A Líbia é o quarto produtor de petróleo do continente africano. O país produz mais de um milhão e meio de barris diários e exporta 80% para a Europa. O principal cliente é a Itália seguida da Alemanha, França e Espanha.

Mais da metade do PIB vem da produção de petróleo e de gás.

As reservas são as mais importantes do continente, embora só representem 3% à escala mundial.

Mas se continuar a produzir o mesmo que até agora, tem reservas para mais de 50 anos.

Alguns analistas consideram que, em caso de prolongamento do caos a Europa pode sobreviver sem o ouro negro da Líbia.
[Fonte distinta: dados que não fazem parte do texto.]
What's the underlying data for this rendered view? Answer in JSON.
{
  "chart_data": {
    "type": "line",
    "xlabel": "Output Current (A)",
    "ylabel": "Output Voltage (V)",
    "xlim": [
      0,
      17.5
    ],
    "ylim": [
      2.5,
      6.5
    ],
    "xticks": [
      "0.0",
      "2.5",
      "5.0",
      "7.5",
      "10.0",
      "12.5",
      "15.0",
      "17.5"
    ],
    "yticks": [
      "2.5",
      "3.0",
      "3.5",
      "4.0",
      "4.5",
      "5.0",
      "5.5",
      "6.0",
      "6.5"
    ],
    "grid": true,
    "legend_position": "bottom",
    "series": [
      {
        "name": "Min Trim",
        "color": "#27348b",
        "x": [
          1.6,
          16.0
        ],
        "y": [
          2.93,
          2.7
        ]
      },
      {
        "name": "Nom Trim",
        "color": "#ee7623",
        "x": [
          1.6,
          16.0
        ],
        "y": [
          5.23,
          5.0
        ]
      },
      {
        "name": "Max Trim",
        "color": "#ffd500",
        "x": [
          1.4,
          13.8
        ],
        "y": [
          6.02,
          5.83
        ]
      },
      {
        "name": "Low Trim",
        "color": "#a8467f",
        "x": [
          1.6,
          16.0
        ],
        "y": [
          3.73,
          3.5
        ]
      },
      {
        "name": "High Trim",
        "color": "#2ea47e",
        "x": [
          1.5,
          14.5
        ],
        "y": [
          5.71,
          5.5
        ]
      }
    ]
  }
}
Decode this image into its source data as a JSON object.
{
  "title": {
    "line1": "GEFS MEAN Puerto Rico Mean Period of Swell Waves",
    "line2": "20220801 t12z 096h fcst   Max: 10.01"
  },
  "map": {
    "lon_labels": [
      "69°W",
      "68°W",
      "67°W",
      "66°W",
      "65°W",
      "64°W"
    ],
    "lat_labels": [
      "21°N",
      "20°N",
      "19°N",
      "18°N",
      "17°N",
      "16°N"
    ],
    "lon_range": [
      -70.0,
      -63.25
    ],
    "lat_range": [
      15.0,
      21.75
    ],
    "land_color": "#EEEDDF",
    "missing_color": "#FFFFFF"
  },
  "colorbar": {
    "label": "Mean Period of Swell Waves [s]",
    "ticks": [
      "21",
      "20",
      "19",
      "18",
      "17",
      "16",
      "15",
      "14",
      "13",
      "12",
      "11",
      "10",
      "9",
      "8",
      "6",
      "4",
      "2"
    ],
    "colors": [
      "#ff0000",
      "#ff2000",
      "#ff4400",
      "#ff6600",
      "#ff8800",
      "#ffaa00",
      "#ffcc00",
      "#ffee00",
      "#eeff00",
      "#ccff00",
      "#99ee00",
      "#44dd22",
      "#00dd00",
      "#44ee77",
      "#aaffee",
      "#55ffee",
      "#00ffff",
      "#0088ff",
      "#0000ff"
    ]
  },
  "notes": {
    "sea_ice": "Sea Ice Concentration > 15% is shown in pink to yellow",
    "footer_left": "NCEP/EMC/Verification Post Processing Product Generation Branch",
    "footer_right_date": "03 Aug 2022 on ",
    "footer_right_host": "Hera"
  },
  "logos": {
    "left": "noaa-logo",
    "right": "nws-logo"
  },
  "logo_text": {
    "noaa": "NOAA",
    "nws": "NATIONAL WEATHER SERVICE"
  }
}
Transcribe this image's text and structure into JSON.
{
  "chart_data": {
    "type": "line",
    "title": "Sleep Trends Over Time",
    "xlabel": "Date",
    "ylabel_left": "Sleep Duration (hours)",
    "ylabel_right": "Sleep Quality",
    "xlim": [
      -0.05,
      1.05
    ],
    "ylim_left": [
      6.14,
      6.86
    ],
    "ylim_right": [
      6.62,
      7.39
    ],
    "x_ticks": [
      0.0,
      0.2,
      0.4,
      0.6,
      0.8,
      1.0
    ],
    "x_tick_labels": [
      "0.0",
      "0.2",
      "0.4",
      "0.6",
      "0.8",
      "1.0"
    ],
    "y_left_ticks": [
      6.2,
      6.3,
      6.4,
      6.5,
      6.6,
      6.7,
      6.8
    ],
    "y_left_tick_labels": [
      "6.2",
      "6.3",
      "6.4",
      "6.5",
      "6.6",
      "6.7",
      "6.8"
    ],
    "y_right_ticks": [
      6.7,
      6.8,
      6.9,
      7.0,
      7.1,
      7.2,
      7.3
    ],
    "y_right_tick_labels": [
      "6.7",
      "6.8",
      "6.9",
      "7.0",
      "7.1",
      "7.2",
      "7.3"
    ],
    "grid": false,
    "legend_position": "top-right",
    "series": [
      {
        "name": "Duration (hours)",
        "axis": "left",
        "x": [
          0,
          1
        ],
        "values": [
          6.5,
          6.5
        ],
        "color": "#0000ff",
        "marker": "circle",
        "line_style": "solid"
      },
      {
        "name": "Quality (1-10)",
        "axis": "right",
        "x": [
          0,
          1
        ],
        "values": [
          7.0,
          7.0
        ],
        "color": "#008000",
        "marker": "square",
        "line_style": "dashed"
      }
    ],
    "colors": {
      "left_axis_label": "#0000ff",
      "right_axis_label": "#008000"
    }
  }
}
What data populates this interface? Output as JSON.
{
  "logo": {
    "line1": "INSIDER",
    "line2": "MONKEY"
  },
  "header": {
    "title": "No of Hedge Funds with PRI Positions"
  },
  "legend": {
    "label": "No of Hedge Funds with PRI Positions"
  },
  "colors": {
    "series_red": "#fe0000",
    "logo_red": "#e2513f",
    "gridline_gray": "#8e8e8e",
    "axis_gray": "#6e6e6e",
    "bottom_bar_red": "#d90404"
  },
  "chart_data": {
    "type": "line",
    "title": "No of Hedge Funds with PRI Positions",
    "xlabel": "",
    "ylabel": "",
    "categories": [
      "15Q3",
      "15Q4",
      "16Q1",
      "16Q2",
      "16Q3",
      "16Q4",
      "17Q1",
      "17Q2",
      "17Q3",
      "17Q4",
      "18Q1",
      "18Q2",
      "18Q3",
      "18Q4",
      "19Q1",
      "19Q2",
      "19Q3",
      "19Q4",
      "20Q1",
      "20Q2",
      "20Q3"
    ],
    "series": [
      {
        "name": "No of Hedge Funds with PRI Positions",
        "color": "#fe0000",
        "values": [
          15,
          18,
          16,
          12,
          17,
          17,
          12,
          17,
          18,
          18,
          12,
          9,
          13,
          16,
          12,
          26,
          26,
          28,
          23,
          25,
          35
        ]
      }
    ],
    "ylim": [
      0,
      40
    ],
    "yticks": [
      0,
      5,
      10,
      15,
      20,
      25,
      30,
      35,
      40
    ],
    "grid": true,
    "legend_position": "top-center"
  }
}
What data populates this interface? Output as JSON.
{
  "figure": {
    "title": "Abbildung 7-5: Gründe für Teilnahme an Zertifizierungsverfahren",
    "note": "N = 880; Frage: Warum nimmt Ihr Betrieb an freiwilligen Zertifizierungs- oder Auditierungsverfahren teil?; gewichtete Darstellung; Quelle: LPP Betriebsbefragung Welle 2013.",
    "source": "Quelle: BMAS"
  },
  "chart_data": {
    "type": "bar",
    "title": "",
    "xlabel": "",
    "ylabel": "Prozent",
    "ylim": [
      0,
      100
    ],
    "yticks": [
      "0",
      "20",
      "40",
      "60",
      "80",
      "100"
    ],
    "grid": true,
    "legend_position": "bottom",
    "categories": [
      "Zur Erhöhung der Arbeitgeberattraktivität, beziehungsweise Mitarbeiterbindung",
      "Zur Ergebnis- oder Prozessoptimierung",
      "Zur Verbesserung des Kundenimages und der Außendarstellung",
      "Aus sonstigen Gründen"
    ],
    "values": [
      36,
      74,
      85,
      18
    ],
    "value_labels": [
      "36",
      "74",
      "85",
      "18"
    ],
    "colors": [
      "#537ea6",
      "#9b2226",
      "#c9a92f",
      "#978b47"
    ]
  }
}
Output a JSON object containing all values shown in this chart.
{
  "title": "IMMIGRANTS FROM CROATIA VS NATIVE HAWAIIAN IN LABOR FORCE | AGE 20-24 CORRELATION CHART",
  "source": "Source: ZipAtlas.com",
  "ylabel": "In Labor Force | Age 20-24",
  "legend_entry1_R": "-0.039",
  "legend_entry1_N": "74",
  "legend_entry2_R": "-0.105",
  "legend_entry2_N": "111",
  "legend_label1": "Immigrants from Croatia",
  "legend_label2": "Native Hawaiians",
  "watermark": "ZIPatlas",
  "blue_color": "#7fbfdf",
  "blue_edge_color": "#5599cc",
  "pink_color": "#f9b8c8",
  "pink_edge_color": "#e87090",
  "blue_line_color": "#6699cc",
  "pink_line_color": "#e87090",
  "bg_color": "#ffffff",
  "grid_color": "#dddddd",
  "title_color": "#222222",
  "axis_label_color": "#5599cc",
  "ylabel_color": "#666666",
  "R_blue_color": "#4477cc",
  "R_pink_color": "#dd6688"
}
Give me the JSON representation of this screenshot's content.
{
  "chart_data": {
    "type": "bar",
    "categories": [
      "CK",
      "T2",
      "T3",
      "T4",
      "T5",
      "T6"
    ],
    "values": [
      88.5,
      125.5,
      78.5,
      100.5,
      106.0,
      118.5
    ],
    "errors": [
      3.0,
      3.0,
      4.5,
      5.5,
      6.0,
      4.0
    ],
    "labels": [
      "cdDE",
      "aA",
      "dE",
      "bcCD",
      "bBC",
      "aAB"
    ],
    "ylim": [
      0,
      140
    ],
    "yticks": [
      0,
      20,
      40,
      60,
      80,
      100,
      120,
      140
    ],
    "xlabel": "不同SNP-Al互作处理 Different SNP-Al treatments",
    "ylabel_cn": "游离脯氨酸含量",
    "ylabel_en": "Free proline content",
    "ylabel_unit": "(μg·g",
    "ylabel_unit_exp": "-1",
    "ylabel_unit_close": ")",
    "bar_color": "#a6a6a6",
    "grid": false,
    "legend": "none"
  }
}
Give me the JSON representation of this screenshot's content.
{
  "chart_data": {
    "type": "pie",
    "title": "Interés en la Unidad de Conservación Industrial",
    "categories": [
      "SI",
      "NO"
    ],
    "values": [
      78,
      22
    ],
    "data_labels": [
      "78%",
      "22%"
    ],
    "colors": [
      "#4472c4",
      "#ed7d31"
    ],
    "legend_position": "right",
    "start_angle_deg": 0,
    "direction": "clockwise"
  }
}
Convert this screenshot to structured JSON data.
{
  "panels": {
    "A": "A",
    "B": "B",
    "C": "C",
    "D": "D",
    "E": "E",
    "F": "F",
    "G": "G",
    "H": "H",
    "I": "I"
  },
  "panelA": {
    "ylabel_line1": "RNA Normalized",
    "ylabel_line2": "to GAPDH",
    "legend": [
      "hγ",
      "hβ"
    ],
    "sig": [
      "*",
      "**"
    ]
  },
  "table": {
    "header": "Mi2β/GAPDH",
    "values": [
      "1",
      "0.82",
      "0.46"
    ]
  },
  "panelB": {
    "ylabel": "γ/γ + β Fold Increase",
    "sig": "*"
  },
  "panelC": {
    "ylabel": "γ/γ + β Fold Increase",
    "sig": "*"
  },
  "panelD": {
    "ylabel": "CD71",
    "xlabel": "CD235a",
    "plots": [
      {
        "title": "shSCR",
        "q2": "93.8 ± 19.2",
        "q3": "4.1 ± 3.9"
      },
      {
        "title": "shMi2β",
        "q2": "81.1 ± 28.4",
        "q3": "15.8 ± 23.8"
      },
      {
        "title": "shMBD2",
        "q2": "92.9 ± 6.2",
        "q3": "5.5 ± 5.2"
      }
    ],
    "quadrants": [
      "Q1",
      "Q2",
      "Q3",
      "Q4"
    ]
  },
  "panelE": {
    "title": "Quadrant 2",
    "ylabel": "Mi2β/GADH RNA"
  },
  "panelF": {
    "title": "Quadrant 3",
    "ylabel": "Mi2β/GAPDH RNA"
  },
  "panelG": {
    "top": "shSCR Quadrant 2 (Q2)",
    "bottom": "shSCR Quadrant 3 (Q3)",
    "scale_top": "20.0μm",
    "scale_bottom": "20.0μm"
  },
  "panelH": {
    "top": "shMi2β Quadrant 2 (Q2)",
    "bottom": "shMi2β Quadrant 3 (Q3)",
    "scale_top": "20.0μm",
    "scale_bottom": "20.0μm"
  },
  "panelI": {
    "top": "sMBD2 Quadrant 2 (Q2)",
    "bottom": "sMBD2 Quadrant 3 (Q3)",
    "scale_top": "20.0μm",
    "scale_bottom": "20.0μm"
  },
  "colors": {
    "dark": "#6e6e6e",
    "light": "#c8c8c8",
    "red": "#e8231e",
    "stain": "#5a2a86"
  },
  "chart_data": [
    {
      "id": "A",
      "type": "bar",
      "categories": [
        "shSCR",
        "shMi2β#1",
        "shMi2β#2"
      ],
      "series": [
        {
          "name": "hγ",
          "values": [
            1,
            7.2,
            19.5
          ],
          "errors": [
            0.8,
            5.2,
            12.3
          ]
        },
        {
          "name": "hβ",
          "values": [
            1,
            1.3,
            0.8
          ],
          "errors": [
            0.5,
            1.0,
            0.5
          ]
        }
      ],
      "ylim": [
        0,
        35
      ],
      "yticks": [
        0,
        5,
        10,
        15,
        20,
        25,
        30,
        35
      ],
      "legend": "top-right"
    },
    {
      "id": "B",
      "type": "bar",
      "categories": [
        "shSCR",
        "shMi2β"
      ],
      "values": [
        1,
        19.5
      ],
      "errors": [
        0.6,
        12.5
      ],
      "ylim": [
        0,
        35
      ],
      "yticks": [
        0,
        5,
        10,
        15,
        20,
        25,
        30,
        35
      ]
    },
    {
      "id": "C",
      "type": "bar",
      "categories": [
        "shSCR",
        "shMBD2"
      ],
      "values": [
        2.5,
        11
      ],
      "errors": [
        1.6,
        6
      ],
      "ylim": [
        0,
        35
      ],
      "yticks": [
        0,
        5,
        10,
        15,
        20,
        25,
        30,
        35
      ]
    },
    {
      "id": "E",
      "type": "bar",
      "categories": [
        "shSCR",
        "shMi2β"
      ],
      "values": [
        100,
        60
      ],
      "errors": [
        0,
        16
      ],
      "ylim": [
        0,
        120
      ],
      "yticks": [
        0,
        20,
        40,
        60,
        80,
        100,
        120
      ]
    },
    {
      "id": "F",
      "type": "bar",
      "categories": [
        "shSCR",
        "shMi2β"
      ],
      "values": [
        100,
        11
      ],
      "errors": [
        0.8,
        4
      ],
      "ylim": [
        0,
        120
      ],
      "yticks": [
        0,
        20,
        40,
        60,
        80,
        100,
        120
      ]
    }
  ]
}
Mas a situação é diferente para a Itália, com uma economia muito ligada à da ex-colónia.

A Líbia tem participações diretas em vários grupos empresariais italianos, como o gigante ENI, o grupo aeronáutico Finmeccanica, o banco Unicredit, Fiat e mesmo o clube de futebol Juventus de Turim. Nalguns detem 7,5% do acpital. No total, o valor das participações de Tripoli em Itália eleva-se a 3,6 mil milhões de euros.

Tirando as obras megalómanas, “o líder da revolução líbia”, “rei dos reis”, como se intitulava, não investia na proteção social ou na criação de empregos para os jovens, como lembra um diplomata britânico:

“Havia imenso dinheiro para gastar, dinheiro do petróleo. Podia ter sido investido para melhorar o nível de vida da população. É extraordinário: estamos perante alguém que esteve 40 anos no poder e nunca gastou o dinheiro do petróleo com o seu povo.”

O único investimento de Khadafi foi relativo à própria pessoa e a gerir como um senhor feudal a riqueza do território.